Nr. 179 Uitgesproken

Was ist Dada? ‘Wat is dada?’, vroeg het Berlijnse tijdschrift Der Dada zich anno 1919 in haar tweede nummer af. Het gaf er meteen enkele mogelijke antwoorden bij, gaande van ‘een kunstvorm’, ‘een filosofie’, ‘een politiek’ tot ‘een brandverzekering’ of ‘een staatsreligie’. Om te eindigen met de vraag: ‘Oder ist es Garnichts, das heisst alles?’ – ‘of is het helemaal niets, dus alles?’

Bewust of onbewust, de maker van de typografische tekst in kwestie sloeg de nagel op de kop. De dadaïsten mogen dan wel samen met onder meer de futuristen tot de wereldkampioenen behoren op het vlak van het schrijven van manifesten en pamfletten, ze zijn er zelf in al hun tegenstrijdigheden nooit in geslaagd precies te benoemen waar het dadaïsme voor staat. Alleen al over de naam ‘dada’ bestaat de grootst mogelijke onduidelijkheid. Voor de één was het Roemeens voor ‘ja, ja’, voor de ander was het Franse kindertaal voor een hobbelpaard of stokpaard. Voor nog anderen was dada een compleet inhoudsloos woord, en juist daarom bij uitstek geschikt als naam voor een beweging die deze betekenisloosheid als voornaamste ‘programmapunt’ had.
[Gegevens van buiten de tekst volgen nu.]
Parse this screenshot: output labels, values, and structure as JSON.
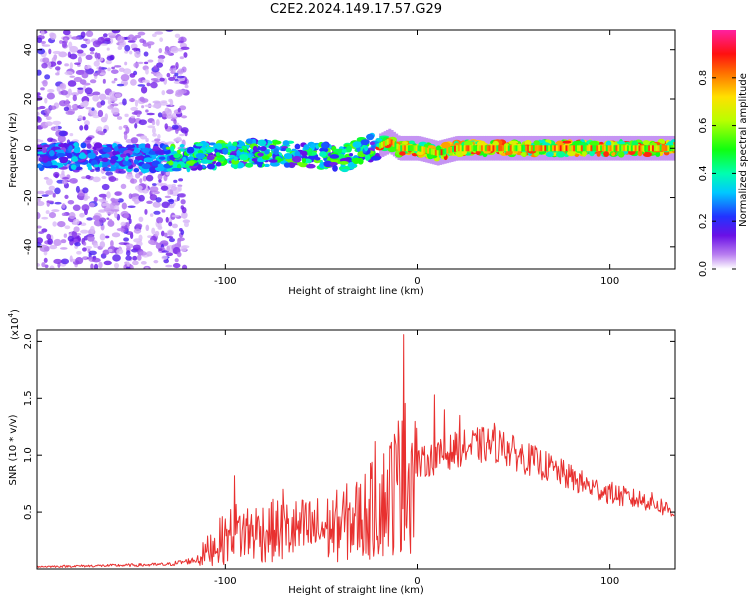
{
  "title": "C2E2.2024.149.17.57.G29",
  "colors": {
    "snr_line": "#e8302f",
    "axis": "#000000",
    "background": "#ffffff"
  },
  "chart_data": [
    {
      "type": "heatmap",
      "xlabel": "Height of straight line (km)",
      "ylabel": "Frequency (Hz)",
      "xlim": [
        -198,
        134
      ],
      "ylim": [
        -49,
        48
      ],
      "xticks": [
        -100,
        0,
        100
      ],
      "yticks": [
        -40,
        -20,
        0,
        20,
        40
      ],
      "colorbar": {
        "label": "Normalized spectral amplitude",
        "range": [
          0,
          1
        ],
        "ticks": [
          "0.0",
          "0.2",
          "0.4",
          "0.6",
          "0.8"
        ],
        "tick_values": [
          0.0,
          0.2,
          0.4,
          0.6,
          0.8
        ],
        "colormap": "rainbow-white-violet-blue-cyan-green-yellow-red-magenta"
      },
      "ridge": [
        {
          "x": -198,
          "y": -3
        },
        {
          "x": -150,
          "y": -4
        },
        {
          "x": -130,
          "y": -4
        },
        {
          "x": -110,
          "y": -3
        },
        {
          "x": -90,
          "y": -2
        },
        {
          "x": -70,
          "y": -2
        },
        {
          "x": -50,
          "y": -3
        },
        {
          "x": -40,
          "y": -5
        },
        {
          "x": -30,
          "y": -1
        },
        {
          "x": -20,
          "y": 1
        },
        {
          "x": -15,
          "y": 3
        },
        {
          "x": -10,
          "y": 0
        },
        {
          "x": 0,
          "y": 0
        },
        {
          "x": 10,
          "y": -2
        },
        {
          "x": 20,
          "y": 0
        },
        {
          "x": 60,
          "y": 0
        },
        {
          "x": 100,
          "y": 0
        },
        {
          "x": 134,
          "y": 0
        }
      ]
    },
    {
      "type": "line",
      "xlabel": "Height of straight line (km)",
      "ylabel": "SNR (10 * v/v)",
      "yscale_note": "(x10",
      "yscale_exp": "4",
      "xlim": [
        -198,
        134
      ],
      "ylim": [
        0,
        2.1
      ],
      "xticks": [
        -100,
        0,
        100
      ],
      "yticks": [
        0.5,
        1.0,
        1.5,
        2.0
      ],
      "ytick_labels": [
        "0.5",
        "1.0",
        "1.5",
        "2.0"
      ],
      "envelope": [
        {
          "x": -198,
          "y": 0.02
        },
        {
          "x": -160,
          "y": 0.03
        },
        {
          "x": -130,
          "y": 0.04
        },
        {
          "x": -115,
          "y": 0.08
        },
        {
          "x": -105,
          "y": 0.22
        },
        {
          "x": -95,
          "y": 0.32
        },
        {
          "x": -80,
          "y": 0.33
        },
        {
          "x": -60,
          "y": 0.34
        },
        {
          "x": -45,
          "y": 0.36
        },
        {
          "x": -30,
          "y": 0.45
        },
        {
          "x": -20,
          "y": 0.55
        },
        {
          "x": -10,
          "y": 0.75
        },
        {
          "x": -5,
          "y": 0.85
        },
        {
          "x": 0,
          "y": 0.92
        },
        {
          "x": 10,
          "y": 0.98
        },
        {
          "x": 20,
          "y": 1.05
        },
        {
          "x": 30,
          "y": 1.08
        },
        {
          "x": 40,
          "y": 1.1
        },
        {
          "x": 50,
          "y": 1.02
        },
        {
          "x": 60,
          "y": 0.95
        },
        {
          "x": 70,
          "y": 0.88
        },
        {
          "x": 80,
          "y": 0.8
        },
        {
          "x": 90,
          "y": 0.72
        },
        {
          "x": 100,
          "y": 0.67
        },
        {
          "x": 110,
          "y": 0.62
        },
        {
          "x": 120,
          "y": 0.6
        },
        {
          "x": 134,
          "y": 0.5
        }
      ],
      "spikes": [
        {
          "x": -7,
          "y": 2.06
        },
        {
          "x": -8,
          "y": 1.3
        },
        {
          "x": 9,
          "y": 1.53
        },
        {
          "x": 14,
          "y": 1.4
        },
        {
          "x": 22,
          "y": 1.35
        },
        {
          "x": -22,
          "y": 1.12
        },
        {
          "x": -95,
          "y": 0.82
        },
        {
          "x": -70,
          "y": 0.7
        },
        {
          "x": 40,
          "y": 1.28
        },
        {
          "x": 45,
          "y": 1.2
        }
      ]
    }
  ]
}
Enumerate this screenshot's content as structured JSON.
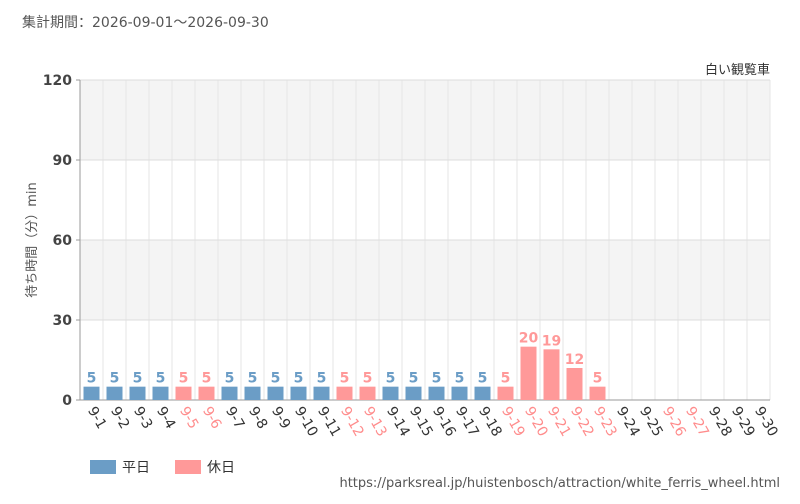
{
  "chart_data": {
    "type": "bar",
    "title": "集計期間：2026-09-01～2026-09-30",
    "subtitle": "白い観覧車",
    "y_label": "待ち時間（分）min",
    "source": "https://parksreal.jp/huistenbosch/attraction/white_ferris_wheel.html",
    "categories": [
      "9-1",
      "9-2",
      "9-3",
      "9-4",
      "9-5",
      "9-6",
      "9-7",
      "9-8",
      "9-9",
      "9-10",
      "9-11",
      "9-12",
      "9-13",
      "9-14",
      "9-15",
      "9-16",
      "9-17",
      "9-18",
      "9-19",
      "9-20",
      "9-21",
      "9-22",
      "9-23",
      "9-24",
      "9-25",
      "9-26",
      "9-27",
      "9-28",
      "9-29",
      "9-30"
    ],
    "category_label_colors": [
      "#333333",
      "#333333",
      "#333333",
      "#333333",
      "#ff8c8c",
      "#ff8c8c",
      "#333333",
      "#333333",
      "#333333",
      "#333333",
      "#333333",
      "#ff8c8c",
      "#ff8c8c",
      "#333333",
      "#333333",
      "#333333",
      "#333333",
      "#333333",
      "#ff8c8c",
      "#ff8c8c",
      "#ff8c8c",
      "#ff8c8c",
      "#ff8c8c",
      "#333333",
      "#333333",
      "#ff8c8c",
      "#ff8c8c",
      "#333333",
      "#333333",
      "#333333"
    ],
    "series": [
      {
        "name": "平日",
        "color": "#6b9dc6",
        "values": [
          5,
          5,
          5,
          5,
          null,
          null,
          5,
          5,
          5,
          5,
          5,
          null,
          null,
          5,
          5,
          5,
          5,
          5,
          null,
          null,
          null,
          null,
          null,
          null,
          null,
          null,
          null,
          null,
          null,
          null
        ]
      },
      {
        "name": "休日",
        "color": "#ff9999",
        "values": [
          null,
          null,
          null,
          null,
          5,
          5,
          null,
          null,
          null,
          null,
          null,
          5,
          5,
          null,
          null,
          null,
          null,
          null,
          5,
          20,
          19,
          12,
          5,
          null,
          null,
          null,
          null,
          null,
          null,
          null
        ]
      }
    ],
    "ylim": [
      0,
      120
    ],
    "yticks": [
      0,
      30,
      60,
      90,
      120
    ],
    "grid": true
  }
}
Het dadaïsme was gedecentraliseerd – met als voornaamste ‘centra’ Zürich, New York, Parijs, Berlijn, Hannover en Keulen. Het was multidisciplinair: artistiek, literair, muzikaal, filosofisch, politiek. Of misschien juist het tegendeel ervan, want dada was volgens velen in de eerste plaats een anti-beweging. Anti-kunst, anti-literatuur, anti-politiek, anti-bourgeois, anti-dada ook. Dadaïsten wilden, net als hun futuristische spitsbroeders, provoceren. Ze stelden afval tentoon, maakten onverstaanbare klankpoëzie en scholden hun publiek uit of vielen het zelfs aan. In tegenstelling tot de futuristen waren de dadaïsten ook anti-oorlog en anti-nationalisme. Dadaïsten als Richard Huelsenbeck en Raoul Hausmann naaiden geregeld hun publiek op door te verkondigen dat menig Duits soldaat met Goethe en Schiller in zijn ransel naar de slagvelden van de Eerste Wereldoorlog was getrokken.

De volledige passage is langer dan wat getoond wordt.